Silicon Chemistry in Fluorinated Chemical Vapor Deposition of Silicon Carbide

Abstract

The use of chlorinated chemical vapor deposition (CVD) chemistry for growth of homoepitaxial layers of silicon carbide (SiC) has diminished the problem of homogeneous gas-phase nucleation, mainly the formation of Si droplets, in CVD of SiC by replacing Si-Si bonds with stronger Si-Cl bonds. Employing the even stronger Si-F bond could potentially lead to an even more efficient CVD chemistry; however, fluorinated chemistry is very poorly understood for SiC CVD. Here, we present studies of the poorly understood fluorinated CVD chemistry for homoepitaxial SiC layers using SiF4 as Si precursor. We use a combination of experimental growth studies, thermal equilibrium calculations of gas-phase composition, and quantum chemical computations (i.e., hybrid density functional theory) of the surface chemistry to probe the silicon chemistry in the CVD process.

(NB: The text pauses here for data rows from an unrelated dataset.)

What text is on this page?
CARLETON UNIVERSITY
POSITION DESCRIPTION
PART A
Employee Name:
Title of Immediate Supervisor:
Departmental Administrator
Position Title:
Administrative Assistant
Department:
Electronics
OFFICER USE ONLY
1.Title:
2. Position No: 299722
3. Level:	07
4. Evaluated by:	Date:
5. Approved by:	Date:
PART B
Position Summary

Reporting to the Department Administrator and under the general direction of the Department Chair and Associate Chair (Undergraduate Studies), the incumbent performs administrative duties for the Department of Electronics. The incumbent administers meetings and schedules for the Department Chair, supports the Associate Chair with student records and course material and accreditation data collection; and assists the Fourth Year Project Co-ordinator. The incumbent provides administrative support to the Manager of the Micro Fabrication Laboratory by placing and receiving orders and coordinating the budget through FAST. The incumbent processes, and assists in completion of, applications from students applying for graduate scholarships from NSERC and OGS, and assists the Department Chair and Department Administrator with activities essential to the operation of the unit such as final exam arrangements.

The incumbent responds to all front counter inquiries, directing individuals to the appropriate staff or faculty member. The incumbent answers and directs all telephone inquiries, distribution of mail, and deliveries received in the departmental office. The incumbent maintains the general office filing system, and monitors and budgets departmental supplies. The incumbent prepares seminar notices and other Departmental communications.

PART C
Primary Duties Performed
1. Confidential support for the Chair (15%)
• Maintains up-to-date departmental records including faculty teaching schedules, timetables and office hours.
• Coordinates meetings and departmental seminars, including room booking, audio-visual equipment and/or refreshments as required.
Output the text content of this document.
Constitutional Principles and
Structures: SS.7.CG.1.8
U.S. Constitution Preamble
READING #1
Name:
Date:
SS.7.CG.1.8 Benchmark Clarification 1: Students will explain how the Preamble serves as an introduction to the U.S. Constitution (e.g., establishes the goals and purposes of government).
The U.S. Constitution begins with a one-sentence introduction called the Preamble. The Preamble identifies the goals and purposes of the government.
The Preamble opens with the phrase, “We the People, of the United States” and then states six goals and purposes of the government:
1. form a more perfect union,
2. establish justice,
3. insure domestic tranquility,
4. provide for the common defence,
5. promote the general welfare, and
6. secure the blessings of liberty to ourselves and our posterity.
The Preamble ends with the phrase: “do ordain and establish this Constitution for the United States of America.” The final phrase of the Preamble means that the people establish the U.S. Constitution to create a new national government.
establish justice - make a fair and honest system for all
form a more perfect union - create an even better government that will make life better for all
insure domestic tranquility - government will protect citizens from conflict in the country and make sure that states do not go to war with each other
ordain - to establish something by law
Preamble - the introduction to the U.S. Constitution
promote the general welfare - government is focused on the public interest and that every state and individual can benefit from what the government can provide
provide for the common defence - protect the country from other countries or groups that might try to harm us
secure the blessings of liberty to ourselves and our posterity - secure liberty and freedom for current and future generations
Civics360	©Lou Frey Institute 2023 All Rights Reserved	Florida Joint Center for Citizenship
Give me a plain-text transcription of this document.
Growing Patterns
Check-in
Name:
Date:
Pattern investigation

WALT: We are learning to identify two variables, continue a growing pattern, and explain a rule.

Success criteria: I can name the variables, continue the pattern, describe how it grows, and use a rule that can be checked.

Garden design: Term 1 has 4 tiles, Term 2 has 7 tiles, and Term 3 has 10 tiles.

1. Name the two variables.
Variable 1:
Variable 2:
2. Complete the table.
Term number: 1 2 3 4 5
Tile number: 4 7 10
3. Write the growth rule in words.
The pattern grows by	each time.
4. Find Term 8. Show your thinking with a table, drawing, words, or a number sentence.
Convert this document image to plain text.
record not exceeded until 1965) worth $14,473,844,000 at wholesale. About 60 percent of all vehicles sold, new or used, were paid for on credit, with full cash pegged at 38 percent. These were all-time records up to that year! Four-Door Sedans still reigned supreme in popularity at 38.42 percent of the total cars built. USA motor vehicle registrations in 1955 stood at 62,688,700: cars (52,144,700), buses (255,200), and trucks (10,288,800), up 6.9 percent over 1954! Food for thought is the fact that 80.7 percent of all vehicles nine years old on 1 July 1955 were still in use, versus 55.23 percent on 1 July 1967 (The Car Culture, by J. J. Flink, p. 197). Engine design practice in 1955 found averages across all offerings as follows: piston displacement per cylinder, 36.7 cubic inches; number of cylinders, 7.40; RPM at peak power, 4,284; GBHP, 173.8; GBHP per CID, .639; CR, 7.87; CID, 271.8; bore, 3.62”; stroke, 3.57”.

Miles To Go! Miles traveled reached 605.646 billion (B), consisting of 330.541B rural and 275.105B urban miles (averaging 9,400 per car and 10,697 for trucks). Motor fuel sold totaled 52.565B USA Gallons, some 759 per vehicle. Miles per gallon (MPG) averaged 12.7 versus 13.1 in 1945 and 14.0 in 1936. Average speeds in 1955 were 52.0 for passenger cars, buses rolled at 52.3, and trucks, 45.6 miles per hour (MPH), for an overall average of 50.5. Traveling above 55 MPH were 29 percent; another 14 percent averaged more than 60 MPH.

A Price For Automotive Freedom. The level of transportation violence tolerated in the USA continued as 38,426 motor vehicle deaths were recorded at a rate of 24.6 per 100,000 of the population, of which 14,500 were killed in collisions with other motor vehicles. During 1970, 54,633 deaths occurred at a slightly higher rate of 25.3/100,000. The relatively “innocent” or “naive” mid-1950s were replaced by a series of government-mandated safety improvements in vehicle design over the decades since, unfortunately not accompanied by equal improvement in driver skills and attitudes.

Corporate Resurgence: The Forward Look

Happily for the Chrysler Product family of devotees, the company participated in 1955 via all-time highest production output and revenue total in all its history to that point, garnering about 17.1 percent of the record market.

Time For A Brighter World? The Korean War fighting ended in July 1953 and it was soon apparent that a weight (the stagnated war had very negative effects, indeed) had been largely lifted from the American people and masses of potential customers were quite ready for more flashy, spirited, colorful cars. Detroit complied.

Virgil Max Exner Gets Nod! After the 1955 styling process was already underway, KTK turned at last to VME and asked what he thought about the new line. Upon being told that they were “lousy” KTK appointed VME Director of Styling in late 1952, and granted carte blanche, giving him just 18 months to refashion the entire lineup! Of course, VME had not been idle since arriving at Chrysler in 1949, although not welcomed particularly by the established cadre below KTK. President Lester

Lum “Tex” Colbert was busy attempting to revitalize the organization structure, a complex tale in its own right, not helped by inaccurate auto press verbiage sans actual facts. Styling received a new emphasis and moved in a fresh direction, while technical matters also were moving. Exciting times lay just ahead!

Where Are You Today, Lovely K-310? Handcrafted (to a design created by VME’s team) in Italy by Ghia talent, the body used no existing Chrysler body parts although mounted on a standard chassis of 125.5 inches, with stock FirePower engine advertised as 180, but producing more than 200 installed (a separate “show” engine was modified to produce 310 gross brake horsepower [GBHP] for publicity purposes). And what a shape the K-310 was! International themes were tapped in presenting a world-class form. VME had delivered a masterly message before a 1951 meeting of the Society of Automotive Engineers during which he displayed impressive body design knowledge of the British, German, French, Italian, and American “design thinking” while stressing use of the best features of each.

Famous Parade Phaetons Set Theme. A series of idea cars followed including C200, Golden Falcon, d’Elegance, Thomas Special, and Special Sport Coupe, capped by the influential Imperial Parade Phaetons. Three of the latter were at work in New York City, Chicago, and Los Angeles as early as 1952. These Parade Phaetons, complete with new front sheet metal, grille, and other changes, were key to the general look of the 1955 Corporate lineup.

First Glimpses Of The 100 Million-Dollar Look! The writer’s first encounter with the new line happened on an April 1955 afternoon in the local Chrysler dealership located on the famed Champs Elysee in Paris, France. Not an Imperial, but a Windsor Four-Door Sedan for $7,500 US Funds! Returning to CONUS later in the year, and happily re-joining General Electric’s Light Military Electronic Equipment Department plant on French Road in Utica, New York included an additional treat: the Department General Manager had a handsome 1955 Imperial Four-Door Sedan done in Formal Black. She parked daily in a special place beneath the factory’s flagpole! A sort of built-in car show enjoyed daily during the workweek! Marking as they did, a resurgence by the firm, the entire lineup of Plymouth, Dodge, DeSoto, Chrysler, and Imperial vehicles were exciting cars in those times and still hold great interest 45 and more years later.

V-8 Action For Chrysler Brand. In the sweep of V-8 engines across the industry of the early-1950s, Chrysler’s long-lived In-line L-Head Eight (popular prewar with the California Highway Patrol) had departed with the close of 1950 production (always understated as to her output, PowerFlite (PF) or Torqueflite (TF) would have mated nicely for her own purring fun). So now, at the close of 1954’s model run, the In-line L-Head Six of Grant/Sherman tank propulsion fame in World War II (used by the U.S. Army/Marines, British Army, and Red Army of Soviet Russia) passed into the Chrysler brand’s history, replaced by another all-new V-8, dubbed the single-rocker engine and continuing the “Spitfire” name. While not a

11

We show that although growth rates on the order of 35 μm/h can be achieved with a fluorinated chemistry, the deposition chemistry is very sensitive to the mass flows of the precursors and not as robust as the chlorinated CVD chemistry, which routinely yields 100 μm/h over wide conditions. By using the position for the onset of epitaxial growth along the gas flow direction as a measurable, together with modeling, we conclude that SiF is the main Si growth species with SiHF as a minor Si species contributing to growth.